VwGH 91/05/0149

VwGH91/05/014910.12.1991

Der Verwaltungsgerichtshof hat durch den Vorsitzenden Senatspräsident Dr. Draxler und die Hofräte DDr. Hauer, Dr. Degischer, Dr. Giendl und Dr. Hargassner als Richter, im Beisein der Schriftführerin Mag. Gritsch, über die Beschwerde

1) der IH und 2) des JH in K, beide vertreten durch Dr. R, Rechtsanwalt in W, gegen den Bescheid der Oberösterreichischen Landesregierung vom 15. November 1990, Zl. BauR-010512/1-1990 Ki/Wa, betreffend Einwendungen gegen ein Bauvorhaben (mitbeteiligte Parteien: 1) FW und 2) HW in S, 3) Stadt S, zu Recht erkannt:

Normen

AVG §59 Abs1;
AVG §66 Abs4;
AVG §8;
BauO OÖ 1976 §35 Abs1;
BauO OÖ 1976 §4 Abs5;
BauO OÖ 1976 §46 Abs3;
BauO OÖ 1976 §50;
BauRallg;
VwGG §34 Abs1;
VwRallg;
AVG §59 Abs1;
AVG §66 Abs4;
AVG §8;
BauO OÖ 1976 §35 Abs1;
BauO OÖ 1976 §4 Abs5;
BauO OÖ 1976 §46 Abs3;
BauO OÖ 1976 §50;
BauRallg;
VwGG §34 Abs1;
VwRallg;

 

Spruch:

Der angefochtene Bescheid wird wegen Rechtswidrigkeit seines Inhaltes aufgehoben.

Das Land Oberösterreich hat den Beschwerdeführern Aufwendungen in der Höhe von S 11.750,-- binnen zwei Wochen bei sonstiger Exekution zu ersetzen.

Das Mehrbegehren wird abgewiesen.

Begründung

Mit Vertrag vom 24. März 1977 hatte die Rechtsvorgängerin der Beschwerdeführer den Rechtsvorgängern der mitbeteiligten Bauwerber das nunmehr zu bebauende Grundstück Nr. nn/2, KG S (Wiese), verkauft. Hiebei räumte die Rechtsvorgängerin der Beschwerdeführerin für sich und ihre Rechtsnachfolger im Eigentum des Grundstückes Nr. n3/1 den Käufern und deren Rechtsnachfolgern das unentgeltliche und immerwährende Recht ein, vom öffentlichen Weggrundstück Nr. 1977 über einen etwa 4 m breiten Grundstreifen über das Grundstück Nr. nn/1 in jeder Richtung, zu jeder Tages- und Nachtzeit beliebig oft zu gehen und mit Kraftfahrzeugen jeder Art zu fahren. In diesem Vertrag wurde auch das Recht zur Verlegung von Wasserleitungsrohren für die Zuleitung des erforderlichen Trink- und Nutzwassers eingeräumt.

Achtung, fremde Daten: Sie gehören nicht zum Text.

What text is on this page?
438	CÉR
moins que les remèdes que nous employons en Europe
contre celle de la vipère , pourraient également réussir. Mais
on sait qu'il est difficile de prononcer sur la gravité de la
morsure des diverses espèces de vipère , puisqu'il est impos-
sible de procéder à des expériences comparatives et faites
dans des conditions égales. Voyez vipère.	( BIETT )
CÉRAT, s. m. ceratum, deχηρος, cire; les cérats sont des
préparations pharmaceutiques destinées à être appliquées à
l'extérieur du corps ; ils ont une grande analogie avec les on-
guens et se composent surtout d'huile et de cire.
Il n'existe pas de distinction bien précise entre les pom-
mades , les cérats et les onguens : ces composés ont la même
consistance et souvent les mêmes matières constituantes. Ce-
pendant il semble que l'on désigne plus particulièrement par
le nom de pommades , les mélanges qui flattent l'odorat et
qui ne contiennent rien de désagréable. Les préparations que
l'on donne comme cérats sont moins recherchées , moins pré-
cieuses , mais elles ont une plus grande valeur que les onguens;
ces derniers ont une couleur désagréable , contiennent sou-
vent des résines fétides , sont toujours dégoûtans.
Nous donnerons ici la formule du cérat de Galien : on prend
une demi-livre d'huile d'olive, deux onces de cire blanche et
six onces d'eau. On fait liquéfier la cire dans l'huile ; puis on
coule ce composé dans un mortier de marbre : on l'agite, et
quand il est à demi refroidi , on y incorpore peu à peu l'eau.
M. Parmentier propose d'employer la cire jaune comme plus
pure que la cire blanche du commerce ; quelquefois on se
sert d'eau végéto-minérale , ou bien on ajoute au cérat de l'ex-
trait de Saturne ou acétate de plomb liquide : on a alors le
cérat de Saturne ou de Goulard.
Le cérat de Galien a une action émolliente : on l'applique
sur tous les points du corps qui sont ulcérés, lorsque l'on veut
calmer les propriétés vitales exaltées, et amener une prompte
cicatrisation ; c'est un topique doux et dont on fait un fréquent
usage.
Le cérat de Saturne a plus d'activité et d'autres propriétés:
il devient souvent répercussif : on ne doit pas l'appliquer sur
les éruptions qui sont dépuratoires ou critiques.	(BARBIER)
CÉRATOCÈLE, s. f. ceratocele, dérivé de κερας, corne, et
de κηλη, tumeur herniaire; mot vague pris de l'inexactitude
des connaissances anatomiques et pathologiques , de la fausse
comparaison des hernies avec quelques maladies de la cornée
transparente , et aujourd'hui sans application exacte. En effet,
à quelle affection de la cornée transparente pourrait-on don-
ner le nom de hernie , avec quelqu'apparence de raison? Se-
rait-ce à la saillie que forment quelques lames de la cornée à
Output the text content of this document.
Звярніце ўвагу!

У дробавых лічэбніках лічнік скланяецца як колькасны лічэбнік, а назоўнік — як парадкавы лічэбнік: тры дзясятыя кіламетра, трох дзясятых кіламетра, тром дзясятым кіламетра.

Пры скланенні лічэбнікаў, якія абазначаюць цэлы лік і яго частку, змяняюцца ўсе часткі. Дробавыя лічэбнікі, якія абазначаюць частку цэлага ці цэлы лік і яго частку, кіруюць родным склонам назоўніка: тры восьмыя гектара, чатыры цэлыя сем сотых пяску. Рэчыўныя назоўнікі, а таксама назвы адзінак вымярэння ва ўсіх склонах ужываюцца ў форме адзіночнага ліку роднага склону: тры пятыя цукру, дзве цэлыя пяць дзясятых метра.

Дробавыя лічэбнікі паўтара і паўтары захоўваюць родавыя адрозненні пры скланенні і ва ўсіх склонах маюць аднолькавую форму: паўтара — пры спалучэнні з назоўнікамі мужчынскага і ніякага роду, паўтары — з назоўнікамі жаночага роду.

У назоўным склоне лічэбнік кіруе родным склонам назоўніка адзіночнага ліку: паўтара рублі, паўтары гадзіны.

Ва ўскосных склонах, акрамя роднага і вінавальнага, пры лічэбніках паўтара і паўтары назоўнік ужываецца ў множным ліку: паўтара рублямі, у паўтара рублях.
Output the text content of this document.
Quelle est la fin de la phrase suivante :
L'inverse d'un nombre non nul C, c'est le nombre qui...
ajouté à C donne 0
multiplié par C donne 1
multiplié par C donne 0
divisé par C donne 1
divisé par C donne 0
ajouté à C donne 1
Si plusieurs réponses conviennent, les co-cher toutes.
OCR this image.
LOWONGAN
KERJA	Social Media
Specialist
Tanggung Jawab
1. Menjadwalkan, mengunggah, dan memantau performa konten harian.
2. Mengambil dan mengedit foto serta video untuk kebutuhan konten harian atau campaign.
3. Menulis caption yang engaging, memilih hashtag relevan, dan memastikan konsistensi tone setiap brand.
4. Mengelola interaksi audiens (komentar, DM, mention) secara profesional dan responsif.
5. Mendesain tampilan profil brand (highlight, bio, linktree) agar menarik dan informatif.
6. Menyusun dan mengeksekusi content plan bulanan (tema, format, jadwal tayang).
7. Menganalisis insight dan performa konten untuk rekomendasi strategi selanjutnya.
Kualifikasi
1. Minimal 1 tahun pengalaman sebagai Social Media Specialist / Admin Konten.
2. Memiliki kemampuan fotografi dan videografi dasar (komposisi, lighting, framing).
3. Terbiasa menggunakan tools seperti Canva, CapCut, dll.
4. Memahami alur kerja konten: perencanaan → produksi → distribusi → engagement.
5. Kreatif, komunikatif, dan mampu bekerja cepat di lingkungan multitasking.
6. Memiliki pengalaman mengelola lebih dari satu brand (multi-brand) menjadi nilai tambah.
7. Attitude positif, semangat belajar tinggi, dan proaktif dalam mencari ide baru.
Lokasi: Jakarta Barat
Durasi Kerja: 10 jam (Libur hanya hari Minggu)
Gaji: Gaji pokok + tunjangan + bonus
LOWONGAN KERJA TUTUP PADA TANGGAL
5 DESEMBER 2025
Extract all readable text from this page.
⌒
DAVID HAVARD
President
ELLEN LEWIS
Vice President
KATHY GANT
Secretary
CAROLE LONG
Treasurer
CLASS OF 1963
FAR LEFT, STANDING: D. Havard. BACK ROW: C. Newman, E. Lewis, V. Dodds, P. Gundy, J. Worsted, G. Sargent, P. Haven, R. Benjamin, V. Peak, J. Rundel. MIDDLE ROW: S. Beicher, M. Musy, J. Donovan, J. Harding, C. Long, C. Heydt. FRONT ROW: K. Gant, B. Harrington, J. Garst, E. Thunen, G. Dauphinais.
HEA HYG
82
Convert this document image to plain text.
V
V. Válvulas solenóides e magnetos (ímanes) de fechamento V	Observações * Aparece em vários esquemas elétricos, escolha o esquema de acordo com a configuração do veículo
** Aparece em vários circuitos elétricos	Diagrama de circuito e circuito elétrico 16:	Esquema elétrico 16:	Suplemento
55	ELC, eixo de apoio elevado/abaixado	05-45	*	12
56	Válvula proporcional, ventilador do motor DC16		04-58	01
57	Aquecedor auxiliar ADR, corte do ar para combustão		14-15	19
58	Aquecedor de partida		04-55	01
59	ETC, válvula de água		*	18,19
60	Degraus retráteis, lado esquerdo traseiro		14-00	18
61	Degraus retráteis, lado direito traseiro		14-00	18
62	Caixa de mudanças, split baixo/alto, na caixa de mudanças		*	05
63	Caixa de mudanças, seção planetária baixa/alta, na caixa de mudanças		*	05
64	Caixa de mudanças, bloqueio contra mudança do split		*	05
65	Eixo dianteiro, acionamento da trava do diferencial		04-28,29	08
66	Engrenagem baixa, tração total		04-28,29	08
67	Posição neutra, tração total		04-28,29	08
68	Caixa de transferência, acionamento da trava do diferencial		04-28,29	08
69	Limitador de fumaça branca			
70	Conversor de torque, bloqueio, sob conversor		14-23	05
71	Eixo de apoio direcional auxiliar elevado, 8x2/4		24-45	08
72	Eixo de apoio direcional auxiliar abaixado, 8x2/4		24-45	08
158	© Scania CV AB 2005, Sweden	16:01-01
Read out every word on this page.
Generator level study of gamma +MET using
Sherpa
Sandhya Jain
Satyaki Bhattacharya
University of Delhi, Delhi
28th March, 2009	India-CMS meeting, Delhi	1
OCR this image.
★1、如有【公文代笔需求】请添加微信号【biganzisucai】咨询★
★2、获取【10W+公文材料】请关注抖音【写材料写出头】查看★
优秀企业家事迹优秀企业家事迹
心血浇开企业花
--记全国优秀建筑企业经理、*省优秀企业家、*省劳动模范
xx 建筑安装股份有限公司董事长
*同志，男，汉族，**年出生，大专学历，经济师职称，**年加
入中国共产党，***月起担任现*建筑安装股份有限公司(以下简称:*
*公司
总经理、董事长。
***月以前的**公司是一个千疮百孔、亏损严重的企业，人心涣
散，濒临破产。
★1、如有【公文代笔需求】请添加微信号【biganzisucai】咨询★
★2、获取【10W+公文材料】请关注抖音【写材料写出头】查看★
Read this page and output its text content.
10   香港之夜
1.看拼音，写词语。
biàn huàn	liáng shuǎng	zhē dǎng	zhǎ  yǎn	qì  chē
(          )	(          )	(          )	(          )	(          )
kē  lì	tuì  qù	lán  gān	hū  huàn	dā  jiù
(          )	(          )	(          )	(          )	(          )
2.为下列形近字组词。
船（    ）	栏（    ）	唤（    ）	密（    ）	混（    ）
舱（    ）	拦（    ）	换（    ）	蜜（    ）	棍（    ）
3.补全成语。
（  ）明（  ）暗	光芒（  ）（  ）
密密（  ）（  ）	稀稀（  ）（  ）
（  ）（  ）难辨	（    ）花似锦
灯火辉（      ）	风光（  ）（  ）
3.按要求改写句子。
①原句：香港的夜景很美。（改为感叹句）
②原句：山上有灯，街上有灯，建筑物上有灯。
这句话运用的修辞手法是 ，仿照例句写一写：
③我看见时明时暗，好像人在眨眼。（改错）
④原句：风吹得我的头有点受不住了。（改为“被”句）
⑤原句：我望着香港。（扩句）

In der Folge ersuchten die mitbeteiligten Bauwerber um Umwidmung des Grundstückes auf Bauland-Wohngebiet und es wurde ihnen in Aussicht gestellt, anläßlich der fünfjährigen Überprüfung des Flächenwidmungsplanes anfangs 1988 ihrem Anliegen zu entsprechen. Tatsächlich beschloß der Gemeinderat der Stadt S am 14. Dezember 1989 als Änderung Nr. 53 die Umwidmung des Grundstückes in Bauland-Wohngebiet und diese Änderung des Flächenwidmungsplanes wurde von der

O.ö. Landesregierung am 25. Jänner 1990 genehmigt. In der Folge wurde die Änderung des Flächenwidmungsplanes kundgemacht. Schon vor Änderung des Flächenwidmungsplanes hatten die mitbeteiligten Bauwerber im Dezember 1988 um die Erteilung der baubehördlichen Bewilligung für die Errichtung eines Einfamilienhauses auf dem Grundstück Nr. nn/2 angesucht. Mit Kundmachung vom 15. Februar 1990 beraumte der Magistrat S für 1. März 1990 eine mündliche Bauverhandlung an, zu der die Beschwerdeführer unter Hinweis auf die Rechtsfolgen nach § 42 AVG als Nachbarn geladen wurden. Mit Schriftsatz vom 26. Februar 1990 erhoben die Beschwerdeführer eine Reihe von Einwendungen. Sie verwiesen insbesondere darauf, daß die Umwidmung in Bauland nicht gesetzmäßig erfolgt sei, die Zufahrt nicht den gesetzlichen Erfordernissen entspreche, das vorhandene Servitutsrecht für eine Bauplatzschaffung nicht ausreiche, die Abwasserbeseitigung nicht sichergestellt und auch die Wasserversorgung nicht gesichert sei. Audrücklich beantragten sie, eine Baubewilligung und eine allenfalls damit zu verbindende Bauplatzerklärung zu versagen.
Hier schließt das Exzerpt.